E’ un Ciro Immobile schietto ed aperto quello che si è raccontato a RivistaUndici, parlando a 360° della sua esperienza dentro e fuori dal campo sino a questo momento.
A cominciare, inevitabilmente, dal periodo d’oro di Pescara: “Zeman mi ha insegnato i movimenti giusti; quando il centrocampista ha la palla orientativamente puoi farti un’idea di dove potresti correre. Importante è anche la coordinazione: devi capire dove correre e come concludere, e lo devi fare il più velocemente possibile. Mi è servita molto anche l’esperienza fatta al Genoa, e poi è arrivato il Torino.. Anche lì ho vissuto momenti difficili: nelle 7 partite in cui non facevo gol si diceva che non fossi pronto per la Serie A, che ero diventato capocannoniere in B solo perchè c’era Zeman.”
Un’altra situazione che avrebbe potuto abbattere Immobile è stata proprio l’estate post promozione con il Pescara: “non ho capito perchè dopo quell’annata Verratti andò al Paris Saint-Germain, Insigne al Napoli ed io invece sono andato al Genoa..” Ma Ciro, partenopeo purosangue, non è di certo un tipo che si piange addosso: “alla fine tutto gira, tutto cambia. Quando non giochi è difficile, ti abbatte; ma io non sono uno che si butta giù facilmente!” Non c’è riuscito neppure la deludente parentesi in Germania: “Klopp mi ha insegnato che non si molla mai; Tuchel mi parlava in tedesco, e io gli dissi che non lo capivo. Lì si rese conto che ero in difficoltà.”

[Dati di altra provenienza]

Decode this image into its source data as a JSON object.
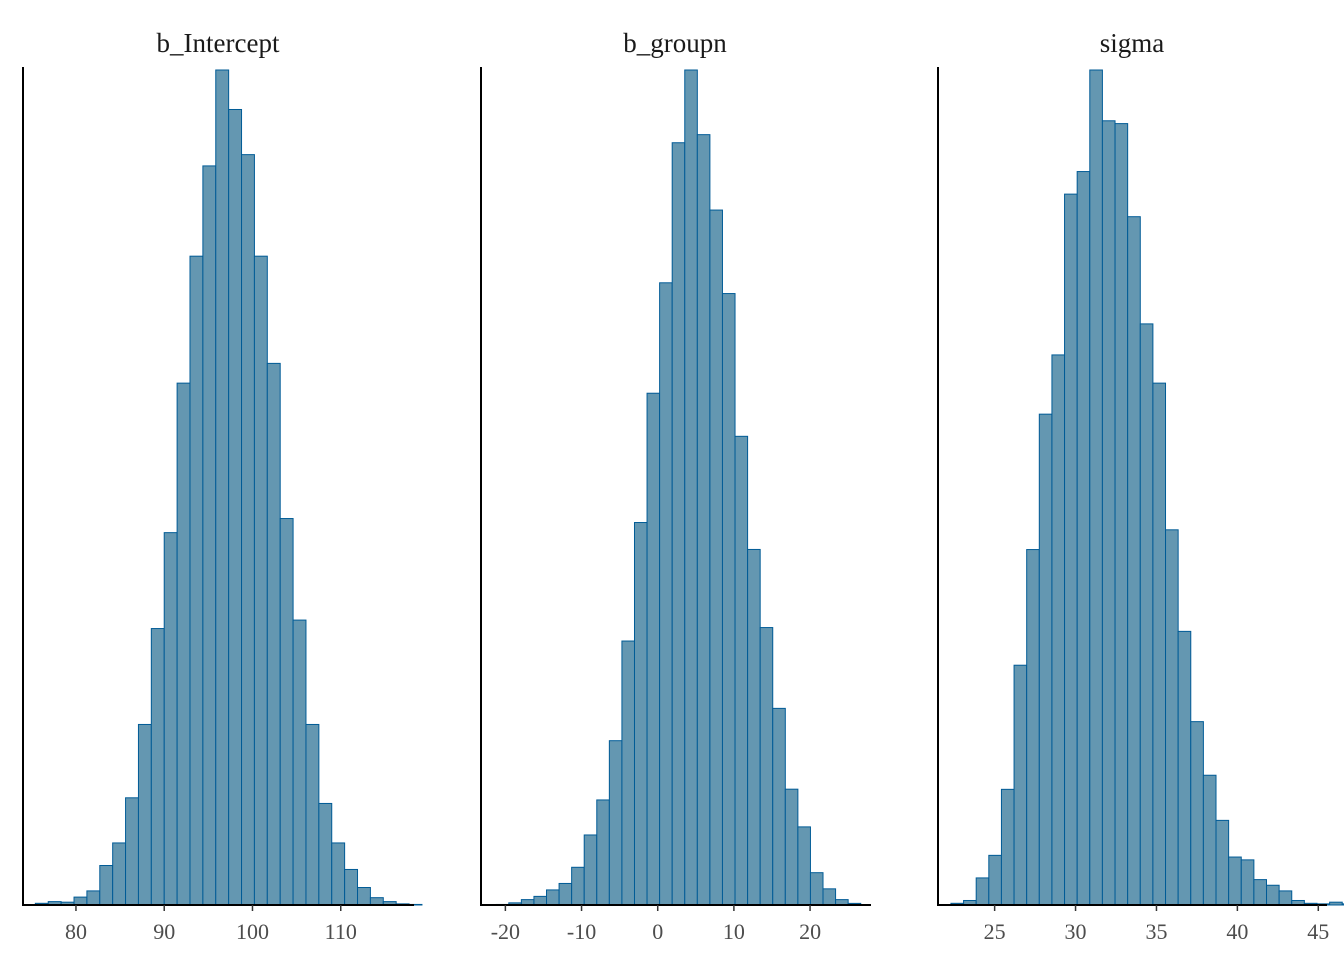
{
  "figure": {
    "fill_color": "#6497b1",
    "stroke_color": "#005b96"
  },
  "chart_data": [
    {
      "type": "bar",
      "title": "b_Intercept",
      "xlabel": "",
      "ylabel": "",
      "xlim": [
        74.0,
        118.3
      ],
      "xticks": [
        80,
        90,
        100,
        110
      ],
      "xtick_labels": [
        "80",
        "90",
        "100",
        "110"
      ],
      "bin_start": 75.4,
      "bin_width": 1.46,
      "values": [
        3,
        6,
        5,
        14,
        25,
        70,
        110,
        190,
        320,
        490,
        660,
        925,
        1150,
        1310,
        1480,
        1410,
        1330,
        1150,
        960,
        685,
        505,
        320,
        180,
        110,
        63,
        31,
        13,
        6,
        2,
        1,
        0
      ],
      "grid": false
    },
    {
      "type": "bar",
      "title": "b_groupn",
      "xlabel": "",
      "ylabel": "",
      "xlim": [
        -23.2,
        28.0
      ],
      "xticks": [
        -20,
        -10,
        0,
        10,
        20
      ],
      "xtick_labels": [
        "-20",
        "-10",
        "0",
        "10",
        "20"
      ],
      "bin_start": -21.2,
      "bin_width": 1.65,
      "values": [
        1,
        4,
        10,
        16,
        28,
        40,
        70,
        130,
        195,
        305,
        490,
        710,
        950,
        1155,
        1415,
        1550,
        1430,
        1290,
        1135,
        870,
        660,
        515,
        365,
        215,
        145,
        60,
        30,
        10,
        3,
        0,
        0
      ],
      "grid": false
    },
    {
      "type": "bar",
      "title": "sigma",
      "xlabel": "",
      "ylabel": "",
      "xlim": [
        21.5,
        45.6
      ],
      "xticks": [
        25,
        30,
        35,
        40,
        45
      ],
      "xtick_labels": [
        "25",
        "30",
        "35",
        "40",
        "45"
      ],
      "bin_start": 22.3,
      "bin_width": 0.78,
      "values": [
        3,
        8,
        48,
        88,
        205,
        425,
        630,
        870,
        975,
        1260,
        1300,
        1480,
        1390,
        1385,
        1220,
        1030,
        925,
        665,
        485,
        325,
        230,
        150,
        85,
        80,
        45,
        35,
        25,
        8,
        3,
        2,
        5,
        2,
        0
      ],
      "grid": false
    }
  ]
}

Chiusura con dedica agli anni dell’infanzia, quelli che hanno forgiato nel carattere Ciro Immobile da Torre Annunziata: “non era il periodo di internet, giocavamo dappertutto, anche dove passavano le macchine! A 4 anni mi iscrissi alla scuola calcio: non volevo mai saltare un allenamento, nemmeno con la febbre. Una volta, addirittura, mi smarcai da un avversario passandogli sotto le gambe; ho buttato la palla di lato e siccome stavo inciampando gli sono passato sotto, continuando a correre. Merito di mamma: è grazie a lei se non mi fermo mai!”